Axelsson und die schwedische Welle

Die Eishockey-Macht Schweden spielt in der NLA wieder eine Rolle.

Kämpferisch, gross und torgefährlich: Der Schwede Dick Axelsson ist ein Trumpf des HCD im Playoff.

Kämpferisch, gross und torgefährlich: Der Schwede Dick Axelsson ist ein Trumpf des HCD im Playoff.

(Bild: Keystone)

Silvan Schweizer@SchweizerSilvan

Der HC Davos hat einige für Gegner unangenehme Spieler: Energiebündel Dino Wieser geht man besser aus dem Weg. Beat Forster kennt die Kunst der Provokation. Doch beim 5:2 in Spiel 2 war ein anderer der Vorkämpfer: Dick Axelsson. Der 1,91 Meter grosse Schwede pflügte sich immer wieder unerbittlich durch die ZSC-Abwehr und brachte die Scheibe aus allen Lagen aufs Tor. So wurde er auch mit dem 1:0 belohnt, als Patrick Geering seine Hereingabe ins eigene Netz ablenkte. Axelsson bringt ein beeindruckendes Paket aus Kraft und Technik mit. Coach Arno Del Curto sieht in ihm einen potenziellen NHL-Star – wenn er sich im Sommer seriös vorbereiten würde, statt stets noch die Inlinehockey-WM zu bestreiten. Die Verpflichtung des 27-jährigen Lebemanns im letzten Sommer war Beweis des Umdenkens bei Del Curto. Seine Meisterteams waren stets tschechisch oder kanadisch geprägt. Nun hat er mit Axelsson und Marcus Paulsson zwei Schweden im Kader, will mit ihnen Grosses erreichen. Ein Trend in der gesamten Liga: Diese Saison kamen 17 Schweden zum Einsatz, vor fünf Jahren waren es noch sechs gewesen.
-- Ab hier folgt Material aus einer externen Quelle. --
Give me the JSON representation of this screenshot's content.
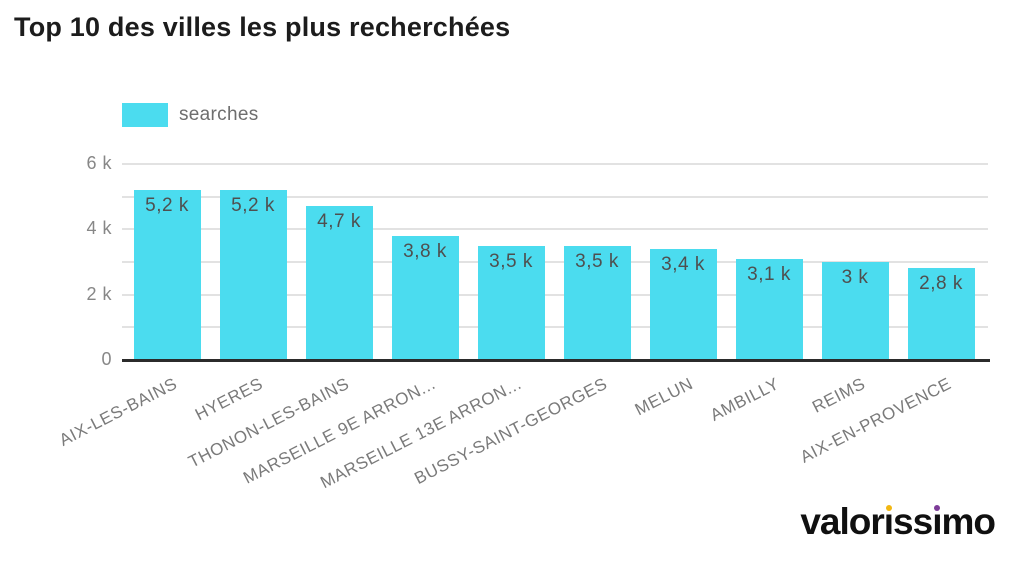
{
  "title": "Top 10 des villes les plus recherchées",
  "legend": {
    "label": "searches",
    "swatch_color": "#4BDCEF"
  },
  "chart_data": {
    "type": "bar",
    "title": "Top 10 des villes les plus recherchées",
    "series_name": "searches",
    "categories": [
      "AIX-LES-BAINS",
      "HYERES",
      "THONON-LES-BAINS",
      "MARSEILLE 9E ARRON...",
      "MARSEILLE 13E ARRON...",
      "BUSSY-SAINT-GEORGES",
      "MELUN",
      "AMBILLY",
      "REIMS",
      "AIX-EN-PROVENCE"
    ],
    "values": [
      5200,
      5200,
      4700,
      3800,
      3500,
      3500,
      3400,
      3100,
      3000,
      2800
    ],
    "value_labels": [
      "5,2 k",
      "5,2 k",
      "4,7 k",
      "3,8 k",
      "3,5 k",
      "3,5 k",
      "3,4 k",
      "3,1 k",
      "3 k",
      "2,8 k"
    ],
    "xlabel": "",
    "ylabel": "",
    "ylim": [
      0,
      6000
    ],
    "grid_interval": 1000,
    "grid": true,
    "ytick_values": [
      0,
      2000,
      4000,
      6000
    ],
    "ytick_labels": [
      "0",
      "2 k",
      "4 k",
      "6 k"
    ],
    "legend_position": "top-left",
    "bar_color": "#4BDCEF"
  },
  "branding": {
    "logo_text": "valorissimo",
    "first_i_dot_color": "#F2B712",
    "second_i_dot_color": "#7D3C98",
    "logo_text_color": "#101010"
  },
  "colors": {
    "background": "#ffffff",
    "bar": "#4BDCEF",
    "gridline": "#e2e2e2",
    "axis_line": "#2b2b2b",
    "axis_text": "#878787",
    "value_text": "#4f4f4f",
    "title_text": "#1c1c1c"
  }
}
Zwischen 2001 und 2014 keine schwedischen Meisterspieler

Erst letztes Jahr ging eine lange Pause zu Ende: Als Robert Nilsson im vierten Finalspiel gegen Kloten zum Penalty anlief und kühl verwertete, sicherte er damit den ZSC Lions nicht nur den Titel; er selbst wurde zum ersten schwedischen Meisterspieler in der NLA seit 13 Jahren. Damals hatte ZSC-Stürmer Morgan Samuelsson mit seinem Overtime-Tor in Lugano ebenfalls für die Entscheidung im Titelkampf gesorgt.

Bis zu jener Zeit waren die Schweden in der Schweiz lange prägende Figuren gewesen: Kent Johansson beim «Grande Lugano» der 80er, Mikael Johansson und Anders Eldebrink bei den glorreichen Klotenern in den 90ern und Peter Andersson bei Lugano 1999. Doch die russische KHL und die einheimische Liga waren für jene Schweden, die zwar talentiert, aber zu wenig gut für die NHL waren, finanziell bald attraktiver.

Seit der Krise im Osten und dem neuen TV-Vertrag in der Heimat, der den Clubs weniger Geld in die Kassen spült, finden die Schweden aber den Weg zurück in die Schweiz. Axelsson/Paulsson bei Davos oder Nilsson/Tallinder beim ZSC – der Final wird so oder so erneut schwedische Sieger hervorbringen.